In the 7 years since first conducting PAP-NAPs and in the intervening years of training others in the technique, we identified five overlapping problematic practices likely to hamper efforts to optimize sleep apnea treatment, whether with a PAP-NAP, a titration, or a retitration study. The term "overlapping" is key, because it was routine to observe all five factors affecting any given patient, suggesting a herding effect. These problematic practices tend to arise in order:

  1. Underscoring or ignoring flow limitation on the airflow signal (pressure transducer input) for either diagnostic or titration studies.
  2. Not recognizing expiratory pressure intolerance caused by fixed pressure CPAP or BPAP devices.
  3. Adhering to conventional wisdom that fixed CPAP works for most patients.
  4. Discounting technological advances in the newest auto-bilevel (ABPAP) and adaptive-servo ventilation (ASV) devices, which when manually titrated in the sleep lab may generate results physiologically superior to fixed CPAP or BPAP devices.
  5. Assuming a defensive posture on whether to return sleep apnea patients to the lab for repeat titrations in spite of complaints about adherence or outcomes.

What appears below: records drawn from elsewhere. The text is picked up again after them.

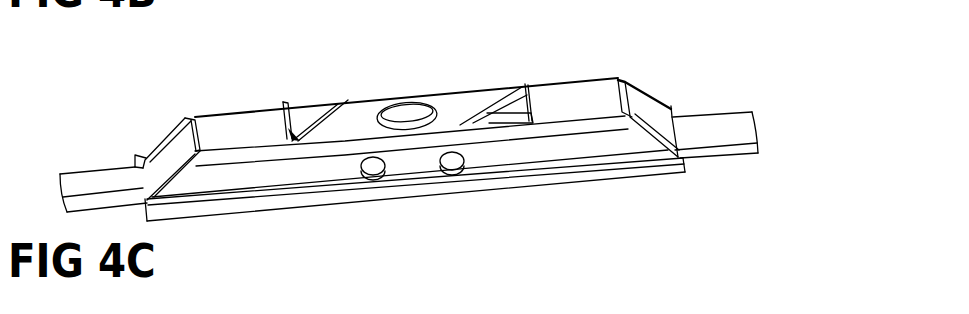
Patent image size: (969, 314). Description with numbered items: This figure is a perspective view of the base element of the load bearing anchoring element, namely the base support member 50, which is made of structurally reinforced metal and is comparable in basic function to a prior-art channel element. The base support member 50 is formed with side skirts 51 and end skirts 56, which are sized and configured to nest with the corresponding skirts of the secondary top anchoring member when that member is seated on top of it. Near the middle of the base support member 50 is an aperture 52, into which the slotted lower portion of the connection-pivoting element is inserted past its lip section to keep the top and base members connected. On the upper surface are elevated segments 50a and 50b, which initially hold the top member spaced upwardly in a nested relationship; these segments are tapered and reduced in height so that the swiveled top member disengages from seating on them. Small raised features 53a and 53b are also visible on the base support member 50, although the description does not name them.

The base support member 50 is at (449, 76).
The elevated segment 50a is at (544, 88).
The elevated segment 50b is at (333, 102).
The side skirt 51 is at (272, 196).
The aperture 52 is at (433, 102).
The first boss 53a is at (386, 182).
The second boss 53b is at (454, 176).
The end skirt 56 is at (165, 140).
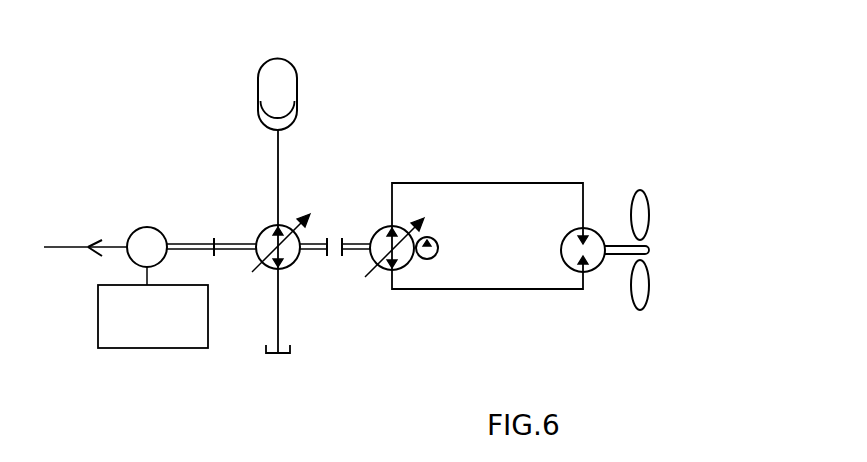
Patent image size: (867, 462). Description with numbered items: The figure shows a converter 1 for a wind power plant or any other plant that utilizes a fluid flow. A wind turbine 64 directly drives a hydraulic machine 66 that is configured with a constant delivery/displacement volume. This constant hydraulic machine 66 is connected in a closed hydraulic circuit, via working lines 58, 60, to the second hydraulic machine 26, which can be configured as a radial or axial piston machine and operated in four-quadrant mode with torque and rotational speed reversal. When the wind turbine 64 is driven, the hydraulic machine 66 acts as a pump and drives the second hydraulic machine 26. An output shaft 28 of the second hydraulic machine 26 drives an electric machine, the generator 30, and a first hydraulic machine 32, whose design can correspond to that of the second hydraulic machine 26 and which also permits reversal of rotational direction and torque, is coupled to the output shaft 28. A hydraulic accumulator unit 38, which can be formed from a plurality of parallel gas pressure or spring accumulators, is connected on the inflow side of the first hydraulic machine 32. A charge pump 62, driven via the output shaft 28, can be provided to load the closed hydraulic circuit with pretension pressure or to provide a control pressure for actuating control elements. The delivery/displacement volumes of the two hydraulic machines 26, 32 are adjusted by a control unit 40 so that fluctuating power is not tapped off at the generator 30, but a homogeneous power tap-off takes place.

The converter 1 is at (355, 140).
The second hydraulic machine 26 is at (380, 232).
The output shaft 28 is at (355, 251).
The generator 30 is at (156, 226).
The first hydraulic machine 32 is at (267, 233).
The hydraulic accumulator unit 38 is at (288, 80).
The control unit 40 is at (208, 316).
The working line 58 is at (471, 183).
The working line 60 is at (468, 290).
The charge pump 62 is at (433, 244).
The wind turbine 64 is at (651, 215).
The hydraulic machine 66 is at (598, 231).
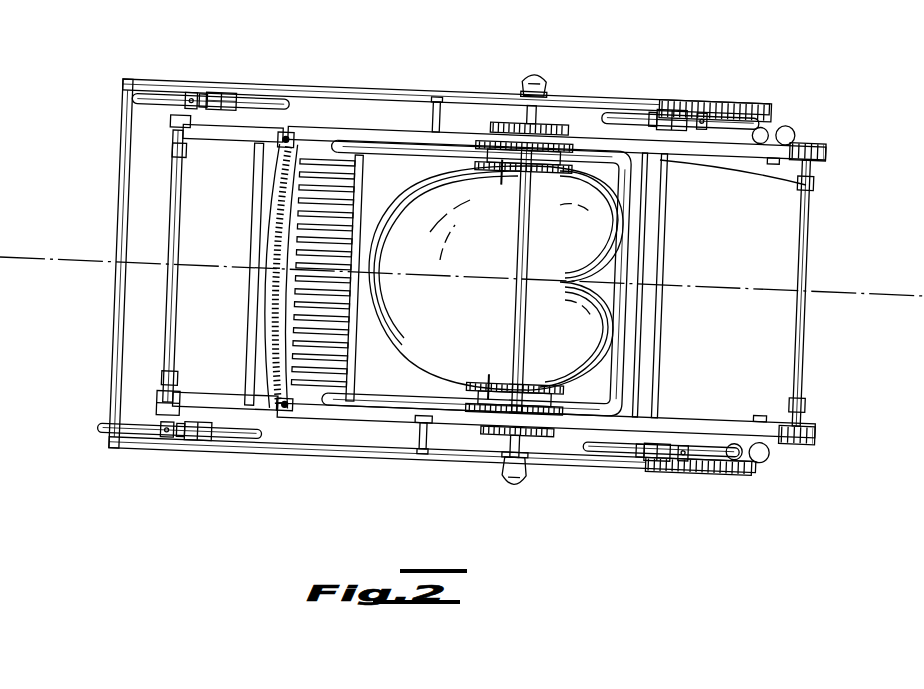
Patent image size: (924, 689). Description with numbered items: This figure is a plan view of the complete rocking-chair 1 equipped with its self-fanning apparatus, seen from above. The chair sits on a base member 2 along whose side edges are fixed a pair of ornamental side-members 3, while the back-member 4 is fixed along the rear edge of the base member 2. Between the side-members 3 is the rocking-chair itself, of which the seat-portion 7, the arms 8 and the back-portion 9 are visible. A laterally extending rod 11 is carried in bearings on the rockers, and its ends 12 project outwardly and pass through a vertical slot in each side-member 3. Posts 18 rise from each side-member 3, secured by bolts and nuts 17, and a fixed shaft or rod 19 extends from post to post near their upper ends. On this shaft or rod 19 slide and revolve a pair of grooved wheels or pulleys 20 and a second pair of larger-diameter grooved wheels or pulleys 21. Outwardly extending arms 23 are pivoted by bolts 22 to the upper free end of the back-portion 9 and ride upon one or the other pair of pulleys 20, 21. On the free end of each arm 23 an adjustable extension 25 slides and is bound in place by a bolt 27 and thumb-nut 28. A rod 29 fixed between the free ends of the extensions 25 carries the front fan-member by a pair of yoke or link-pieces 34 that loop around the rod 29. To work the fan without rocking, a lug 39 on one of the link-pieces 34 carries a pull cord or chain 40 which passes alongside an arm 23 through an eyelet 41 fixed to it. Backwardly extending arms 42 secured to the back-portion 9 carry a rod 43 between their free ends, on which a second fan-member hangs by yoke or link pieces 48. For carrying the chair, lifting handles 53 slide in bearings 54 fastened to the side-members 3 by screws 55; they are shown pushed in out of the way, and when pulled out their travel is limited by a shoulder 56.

The rocking-chair 1 is at (462, 216).
The base member 2 is at (322, 90).
The side-members 3 is at (125, 82).
The back-member 4 is at (118, 316).
The seat-portion 7 is at (703, 293).
The arms 8 is at (378, 142).
The back-portion 9 is at (280, 300).
The rod 11 is at (427, 431).
The ends of rod 12 is at (438, 88).
The bolts and nuts 17 is at (540, 75).
The posts 18 is at (550, 98).
The fixed shaft or rod 19 is at (535, 338).
The grooved wheels or pulleys 20 is at (500, 125).
The grooved wheels or pulleys of larger diameter 21 is at (504, 162).
The bolts 22 is at (312, 127).
The outwardly extending arms 23 is at (417, 124).
The adjustable extension 25 is at (828, 153).
The bolt 27 is at (772, 160).
The thumb-nut 28 is at (792, 126).
The rod 29 is at (806, 302).
The yoke or link-pieces 34 is at (818, 186).
The lug 39 is at (812, 200).
The pull cord or chain 40 is at (477, 150).
The eyelet 41 is at (404, 142).
The backwardly extending arms 42 is at (243, 134).
The rod 43 is at (170, 263).
The yoke or link pieces 48 is at (174, 155).
The lifting handles 53 is at (158, 93).
The bearings 54 is at (240, 95).
The screws 55 is at (232, 98).
The shoulder 56 is at (192, 93).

To demonstrate the ubiquity of these points, our experience at Maimonides Sleep Arts & Sciences provides useful anecdotal information. We receive second opinion cases at least twice per week from within and outside of New Mexico, averaging more than 100 dissatisfied sleep apnea patients per year. In most second opinion cases in the past 3 years, we confirmed that flow limitation events had not been scored, expiratory pressure intolerance was overlooked, and CPAP was the only device ever prescribed, because these sleep apnea patients were informed no other device would prove superior. And they were explicitly or implicitly informed that repeat titrations offered no benefits, or their insurance company would not cover another "sleep test."

This statement about insurance coverage is widely misinterpreted as far as we can tell as it relates to the concept of medical necessity. Sleep apnea patients who have not attained standards of adherence or outcomes would "reasonably" and "necessarily" undergo a repeat titration treatment to fix the problem. And they would undergo this procedure when the sleep physician deemed it necessary, not when some arbitrary insurance timeline dictated. However, it seems that the current climate in health care pushes the viewpoint that "sleep tests" are used excessively, which would no doubt influence providers to forego the procedure.